My design business took me to Las Vegas for a night and a day. I can't tell you what it's all about yet because it really isn't anything until it really becomes something, and if I told you everything, you wouldn't need to come back Monday to find out more. I'm not a Vegas kind of guy. As far as I'm concerned, what happens in Vegas can stay in Vegas. As I don't gamble, enjoy shows, or whore around, I spend my time looking at what my design idols build when developers throw bushels of money at their projects. The story of a guy like me being flown out here to design something bodes well for the economy. A town built on gambling hasn't thrown too many building dice for over a year. Old projects with money in the pipeline have been built through the recession, although some are a little late and some a little less extravagant. New work has been as scarce as the crowds at the tables. My flight and the Las Vegas airport were packed, as a big fight brought all the players to the dessert.

We were put up in the M Resort a new new new oasis of steel, glass, and expensive furnishings built way out in the middle of nowhere. M was empty, and you could hear a lone player scream and a roulette ball bounce from the front desk miles away. My design partner Marc Dizon and I changed from our airline clothes to our Vegas clothes and headed to Tao to meet a guy who wanted to chat. I haven't been to Tao in a couple of years. Last time I was here, I was designing what became known as the Opium Room upstairs. I was a partner at SL Design back then. I never actually saw the room complete and alive -- you know, with people enjoying it. I was thrilled to see the Taoists dancing to hip hop anthems. There were pretty young things everywhere, and everybody was frisky, but it was like 5am New York time and I had an early meeting, so we headed out.

As I looked around at the mayhem and the massive crowd, I felt that there was little here for a guy like me except for the technical stuff. How it was functioning, light levels, staff, service ... things like that. This is one of the top money-generating joints of all time, so there were lessons to be learned or reaffirmed everywhere. They have really hot go-go dancers. Funny how except for a business chat, a business analysis, a go-go glimpse, and an indulgence of my own vanity, I didn't feel a need to hang. Then she pinched my butt. I turned and got a million-dollar smile from a beautiful young thing.

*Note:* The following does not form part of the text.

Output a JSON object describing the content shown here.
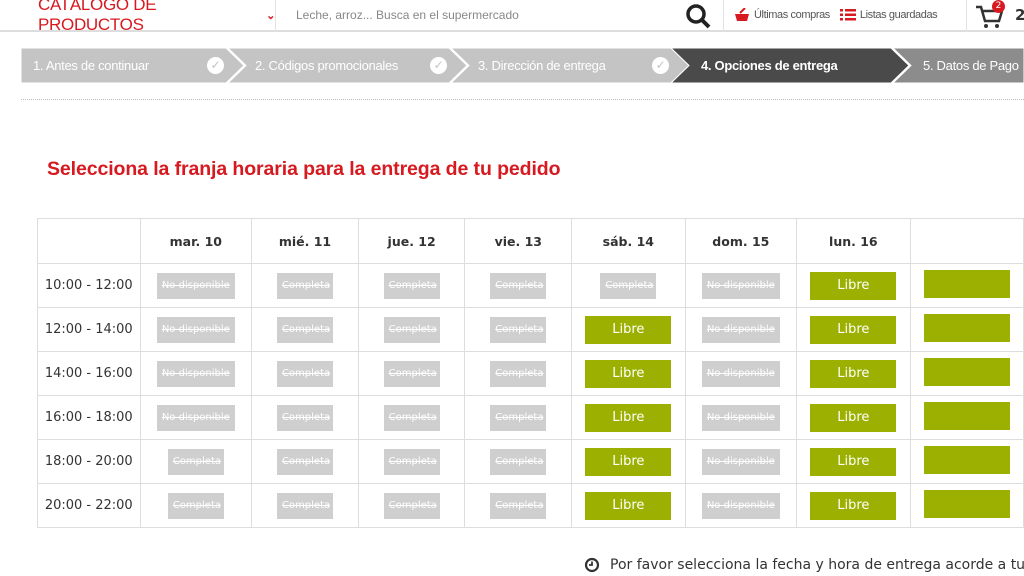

Ok, ok, ok -- it may have been a 500-dollar smile, or she might have just been nightblind, or I reminded her of her dad. I'll never know, but it did put some pep in my step, and I realized I was thinking too much and Vegas is just fun -- nothing more and nothing less. I smiled and told her thank you, and she hit me with a second smile and hard stare that I'm sure is rarely ignored ... but I stepped and went back to the empty M in the desert.

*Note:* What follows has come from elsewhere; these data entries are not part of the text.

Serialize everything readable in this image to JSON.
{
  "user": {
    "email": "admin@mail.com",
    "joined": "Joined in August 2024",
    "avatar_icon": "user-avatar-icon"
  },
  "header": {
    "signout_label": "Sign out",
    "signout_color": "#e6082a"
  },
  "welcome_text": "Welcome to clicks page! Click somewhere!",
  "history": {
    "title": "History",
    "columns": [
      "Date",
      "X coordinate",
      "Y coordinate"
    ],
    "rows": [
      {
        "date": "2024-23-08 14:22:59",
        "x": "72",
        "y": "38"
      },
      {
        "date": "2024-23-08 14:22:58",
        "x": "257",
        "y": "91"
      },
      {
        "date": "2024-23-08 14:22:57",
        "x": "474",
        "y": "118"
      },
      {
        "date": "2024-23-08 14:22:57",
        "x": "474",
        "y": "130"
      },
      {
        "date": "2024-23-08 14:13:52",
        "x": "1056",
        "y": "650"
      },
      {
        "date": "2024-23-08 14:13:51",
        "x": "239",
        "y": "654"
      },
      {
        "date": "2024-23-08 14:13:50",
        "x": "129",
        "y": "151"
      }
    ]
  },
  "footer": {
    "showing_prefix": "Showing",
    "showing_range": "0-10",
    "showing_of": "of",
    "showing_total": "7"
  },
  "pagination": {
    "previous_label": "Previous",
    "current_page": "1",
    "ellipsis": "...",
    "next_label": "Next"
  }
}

Tao was frenetic -- the Venetian packed with distractions -- but I found comfort in my pillow and dreams. The morning had me stumbling into a grand bath, and when I settled into it with Britney Spears prancing around on the TV inside the bathroom mirror and bath salts and suds washing the night away, I glanced out the floor-to-ceiling window of the bathroom. I could see for miles and miles the timeless desert. It was the same desert Bugsy Siegel saw when legend says he stopped to take a leak going from no where to Los Angeles. In a flash he saw the lights and sounds, and Vegas was born. In my inner circles I am known as Bugsy. I sometimes have impossible dreams and try to build them. I used to have a violent and unpredictable temper, and like Bugsy I am an incurable romantic. Years before I scratched my mark into the nightclub terrain, I lived in Bugsy Siegel's desert. I had hair down to my waist, weighed a buck thirty five, and looked like a cross between ZZ Topp and Napoleon Dynamite. I actually had come to the desert on a horse with no name, and yes at the time it felt real good to be out of the rain. In the desert I tried to find and define my name, and yes there was no one there to give me no shame.

It was a very romantic time in my life. There was a beautiful girl -- maybe a few -- when I left to come back to New York to visit my folks for Thanksgiving one year, I thought I'd be back, but I never returned. In my bath I realized what was missing from Vegas: It seems to have everything but true romance. You can build all the monuments to lust and action and fun. Light it up like the sun and provide every distraction a man or woman could desire, but desire is not romance. F. Scott Fitzgerald saw the romance of New York and described it in The Great Gatsby. Jay Gatsby and Nick Carraway traverse the bridge on their way from Long Island to Manhattan. "The city seen from the Queensboro Bridge," Nick says, "is always the city seen for the first time, in its first wild promise of all the mystery and the beauty in the world". I'm coming back tonight to the romance that addicts me to New York. Even though I live downtown, I'll insist the cabbie take the bridge.